Politizar e moralizar tudo é artimanha de
preguiçosos e néscios. A despeito das opiniões políticas de García
Márquez, Vargas Llosa,
Nana Caymmi e Aldir Blanc, um universo estético e artístico com códigos
próprios envolve as suas obras. Navegar por ele e nele desenvolver afinidades e
críticas faz bem à alma, propicia elevação e gozo. O crápula pode ser sublime,
e a vestal, cantar como uma gralha. O que uma celebridade afirmou sobre
eleições e candidatos não tem valor especial. Ignore.
Há menos conspirações do que imagina nossa vã
ideologia. Maquinações de vilões para destruir o planeta só abundam nos filmes da Marvel. Empresas
farmacêuticas não planejam controlar nossos corpos ou evitar que a natureza
sozinha nos cure e nos fortaleça. Falta de vacina e de antibiótico pode matar
mesmo, e a melhor opção não estará nos florais de Bach, no leite cru, na
cloroquina nem na homeopatia.
Valorize o saber, não os sabichões. Procure
ser menos conclusivo e mais especulativo ao abordar um campo de conhecimento
que mal arranha. Amplie suas informações, aprenda sobretudo a fazer as boas
perguntas e a tomar distância de quem posa de profeta para anunciar novidades
radicais.
Política é teatro cívico. Os papéis se
invertem, inimigos viscerais se tornam aliados, as derrotas e as vitórias nunca
são totais nem irreversíveis. Faça como um político, não odeie a ponto de não
negociar; não ame a ponto de não contrariar.

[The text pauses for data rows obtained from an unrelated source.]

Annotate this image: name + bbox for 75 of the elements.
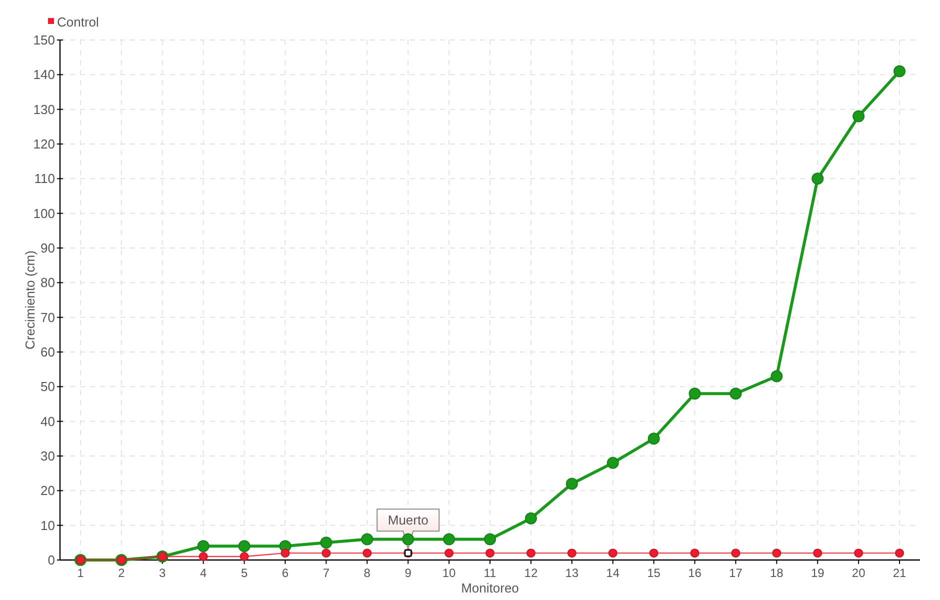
- point: [854, 548, 864, 558]
- y-tick-label: 70: [40, 310, 55, 325]
- x-tick-label: 7: [322, 566, 330, 580]
- point: [524, 512, 537, 524]
- point: [730, 388, 742, 400]
- point: [443, 533, 456, 546]
- point: [813, 548, 822, 558]
- point: [526, 548, 536, 558]
- point: [444, 548, 454, 558]
- point: [895, 548, 904, 558]
- y-tick-label: 110: [34, 171, 55, 186]
- x-tick-label: 9: [404, 566, 412, 580]
- point: [486, 548, 494, 558]
- point: [362, 548, 372, 558]
- point: [320, 536, 332, 549]
- x-tick-label: 21: [892, 566, 907, 580]
- y-tick-label: 60: [40, 344, 55, 360]
- point: [770, 370, 783, 382]
- x-tick-label: 3: [159, 566, 166, 580]
- annotation: Muerto: [388, 512, 428, 528]
- point: [648, 432, 660, 445]
- y-tick-label: 80: [40, 275, 55, 290]
- point: [280, 548, 290, 558]
- x-tick-label: 18: [770, 566, 784, 580]
- y-tick-label: 120: [33, 136, 55, 152]
- x-tick-label: 8: [364, 566, 371, 580]
- x-tick-label: 6: [282, 566, 289, 580]
- point: [484, 533, 496, 546]
- point: [402, 533, 414, 546]
- point: [812, 172, 824, 185]
- legend-label: Control: [57, 14, 100, 30]
- point: [852, 110, 865, 122]
- point: [772, 548, 782, 558]
- y-tick-label: 0: [48, 552, 55, 568]
- y-axis-title: Crecimiento (cm): [22, 250, 38, 350]
- point: [688, 388, 701, 400]
- x-tick-label: 12: [524, 566, 538, 580]
- point: [894, 65, 906, 78]
- point: [240, 552, 249, 562]
- y-tick-label: 150: [33, 32, 55, 48]
- x-tick-label: 19: [810, 566, 825, 580]
- y-tick-label: 140: [33, 67, 55, 82]
- point: [731, 548, 740, 558]
- x-tick-label: 10: [442, 566, 456, 580]
- x-tick-label: 5: [240, 566, 248, 580]
- x-tick-label: 16: [688, 566, 702, 580]
- y-tick-label: 100: [33, 206, 55, 221]
- x-tick-label: 17: [729, 566, 743, 580]
- x-tick-label: 15: [647, 566, 661, 580]
- point: [238, 540, 250, 552]
- x-tick-label: 1: [77, 566, 84, 580]
- y-tick-label: 130: [33, 102, 55, 117]
- x-tick-label: 11: [484, 566, 497, 580]
- y-tick-label: 40: [40, 414, 55, 429]
- y-tick-label: 30: [40, 448, 55, 464]
- point: [361, 533, 374, 546]
- point: [322, 548, 331, 558]
- point: [649, 548, 658, 558]
- y-tick-label: 20: [40, 483, 55, 498]
- point: [608, 548, 618, 558]
- x-tick-label: 13: [565, 566, 579, 580]
- point: [566, 478, 578, 490]
- x-tick-label: 14: [606, 566, 620, 580]
- point: [690, 548, 700, 558]
- point: [606, 456, 619, 469]
- x-tick-label: 20: [852, 566, 866, 580]
- point: [567, 548, 576, 558]
- point: [198, 552, 208, 562]
- y-tick-label: 90: [40, 240, 55, 256]
- y-tick-label: 50: [40, 379, 55, 394]
- x-tick-label: 4: [200, 566, 207, 580]
- y-tick-label: 10: [40, 518, 55, 533]
- point: [197, 540, 210, 552]
- x-axis-title: Monitoreo: [461, 580, 519, 596]
- x-tick-label: 2: [118, 566, 126, 580]
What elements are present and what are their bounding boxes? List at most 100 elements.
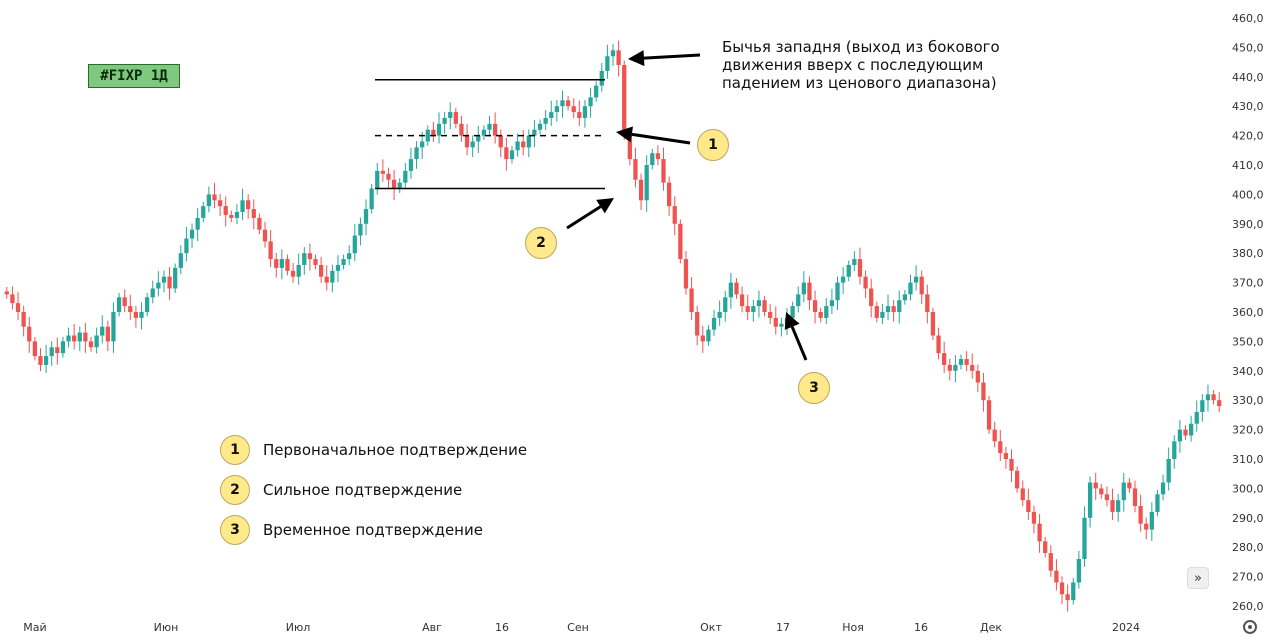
candle — [10, 286, 15, 310]
y-tick-label: 390,0 — [1232, 218, 1264, 231]
candle — [492, 112, 498, 144]
arrow-2 — [566, 198, 614, 230]
candle — [554, 100, 560, 122]
candle — [571, 98, 576, 119]
candle — [1211, 389, 1216, 405]
candle — [1172, 435, 1177, 469]
candle — [1200, 394, 1205, 422]
candle — [689, 277, 694, 320]
candle — [167, 267, 172, 300]
candle — [66, 327, 71, 348]
candle — [1020, 480, 1025, 507]
ticker-label: #FIXP 1Д — [88, 64, 180, 88]
candle — [1183, 425, 1188, 440]
y-tick-label: 370,0 — [1232, 277, 1264, 290]
candle — [661, 147, 666, 191]
candle — [650, 148, 655, 170]
candle — [1026, 488, 1031, 520]
candle — [324, 265, 329, 291]
candle — [1009, 449, 1014, 483]
candle — [257, 213, 262, 235]
candle — [863, 270, 868, 299]
candle — [1082, 506, 1087, 567]
candle — [1177, 419, 1183, 453]
candle — [549, 100, 554, 126]
candle — [1003, 446, 1009, 469]
candle — [1116, 493, 1121, 522]
candle — [998, 429, 1003, 462]
candle — [801, 271, 806, 303]
candle — [1054, 559, 1059, 591]
candle — [711, 309, 717, 336]
candle — [515, 133, 520, 157]
candle — [217, 194, 223, 216]
candle — [1065, 584, 1070, 612]
candle — [335, 255, 341, 283]
candle — [818, 307, 823, 323]
candle — [610, 44, 616, 66]
candle — [1127, 478, 1132, 493]
candle — [487, 115, 492, 136]
candle — [751, 299, 756, 322]
candle — [706, 325, 711, 346]
candle — [341, 254, 346, 270]
settings-icon[interactable] — [1243, 620, 1257, 634]
y-tick-label: 380,0 — [1232, 247, 1264, 260]
candle — [1048, 545, 1053, 577]
candle — [880, 304, 885, 325]
candle — [459, 115, 464, 142]
candle — [49, 341, 54, 366]
candle — [201, 201, 206, 223]
x-tick-label: Июн — [154, 621, 179, 634]
candle — [678, 219, 683, 264]
candle — [43, 344, 49, 373]
candle — [891, 299, 896, 322]
candle — [992, 421, 997, 448]
candle — [622, 60, 627, 141]
annotation-text: Бычья западня (выход из бокового движени… — [722, 38, 1000, 92]
candle — [919, 270, 924, 305]
candle — [290, 262, 296, 283]
candle — [953, 355, 958, 383]
candle — [897, 290, 902, 324]
legend-label-1: Первоначальное подтверждение — [263, 441, 528, 459]
x-tick-label: Июл — [286, 621, 311, 634]
candle — [1059, 576, 1065, 604]
candle — [32, 336, 38, 361]
candle — [72, 324, 77, 350]
candle — [908, 274, 913, 301]
scroll-to-latest-button[interactable]: » — [1187, 567, 1209, 589]
candle — [1149, 502, 1154, 542]
candle — [644, 155, 649, 212]
candle — [128, 294, 133, 320]
candle — [1144, 517, 1149, 540]
legend-badge-2: 2 — [220, 475, 250, 505]
candle — [184, 227, 189, 262]
candle — [930, 307, 936, 340]
x-tick-label: Окт — [700, 621, 722, 634]
candle — [21, 305, 26, 337]
candle — [307, 243, 313, 271]
candle — [986, 395, 992, 435]
candle — [857, 247, 863, 285]
candle — [83, 322, 88, 353]
x-tick-label: 16 — [914, 621, 928, 634]
candle — [633, 147, 638, 188]
candle — [251, 199, 256, 230]
marker-badge-1: 1 — [697, 129, 729, 161]
x-tick-label: Дек — [980, 621, 1002, 634]
candle — [936, 327, 941, 360]
x-tick-label: 2024 — [1112, 621, 1140, 634]
candle — [122, 289, 127, 313]
candle — [1071, 578, 1076, 605]
candle — [453, 107, 458, 129]
candle — [869, 278, 874, 318]
candle — [414, 141, 419, 169]
candle — [695, 305, 700, 346]
candle — [666, 176, 672, 216]
y-tick-label: 430,0 — [1232, 100, 1264, 113]
y-tick-label: 350,0 — [1232, 335, 1264, 348]
candle — [375, 162, 380, 195]
candle — [347, 245, 352, 266]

Converse com quem você acha que detesta.
Teclar é fácil, quero ver dizer barbaridades de uma pessoa na frente dela, num
papo individual. Provavelmente vocês descobrirão que estão mal informados sobre
as convicções de cada um, que há preocupações e defeitos comuns e que não vale
a pena gastar tanta energia com política. Ouça, repense, proponha.